Your soul contains innumerable facets of loneliness…story after story of being let down by someone, betrayed, forsaken. Now add that up with every soul in the history of the world and you get an infinitely complex structure dense with the sorrow of being all alone. This is the loneliness that Jesus bore, the loneliness he knows so that we would only ever feel alone--never truly be alone.
Nirvana's unplugged performance is haunting. This concert is often thought of as Kurt Cobain's own funeral service, what with the plethora of songs on the theme of death, the décor of tulips and candles and of course the fact that he would succumb to his demons and die a few months later. For me, the performance reenacts the scene in the Garden of Gethsemane from Mark 14:35-42
He went on a little farther and fell to the ground. He prayed that, if it were possible, the awful hour awaiting him might pass him by. “Abba, Father,” he cried out, “everything is possible for you. Please take this cup of suffering away from me. Yet not my will, but yours be done.” Then he returned and found the disciples asleep. He said to Peter, “Simon, are you asleep? Couldn’t you watch with me even one hour? Keep watch and pray, so that you will not give in to temptation. For the spirit is willing, but the body is weak.”

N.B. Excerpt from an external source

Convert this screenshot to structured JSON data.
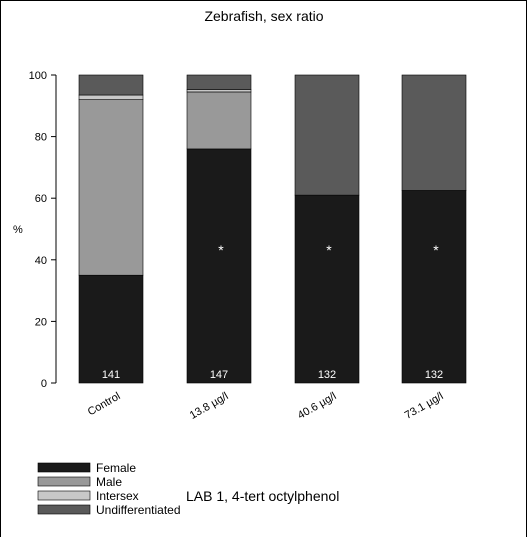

Then Jesus left them again and prayed the same prayer as before. When he returned to them again, he found them sleeping, for they couldn’t keep their eyes open. And they didn’t know what to say. When he returned to them the third time, he said, “Go ahead and sleep. Have your rest. But no—the time has come. The Son of Man is betrayed into the hands of sinners. Up, let’s be going. Look, my betrayer is here!”
It's Maundy Thursday. We are brought from the intimacy of the upper room--the foot-washing, the last supper, the high priestly prayer--to the loneliness of the garden, Jesus in the company of darkness while his disciples sleep.
He is surrounded by the stillness of his creation as it waits in great anticipation for the renewal of all things, a longing that goes back to the Garden of Eden; the flowers leaning in to hear the conversation that the disciples are sleeping through, the trees standing as guardians of this holy moment, the rocks crying out with their savior as they catch his blood, sweat and tears…while the disciples sleep! The spirit is willing but the flesh is weak.
"What else can I be…what else can I say?...Yet, not my will but yours…"
As the soundtrack to the Gethsemane moment, this song culminates in the refrain that bounces back and forth between "All in all is all we all are" and "All alone is all we all are."--the longing for connection with the universe mingled with the intense feeling of isolation, a refrain that slowly fades into silence…as the soldiers invade the moment and the betrayer has come. The disciples flee. Jesus is all alone.
Selah.
I confess, Jesus, I feel so alone too. Let me feel your presence. Amen.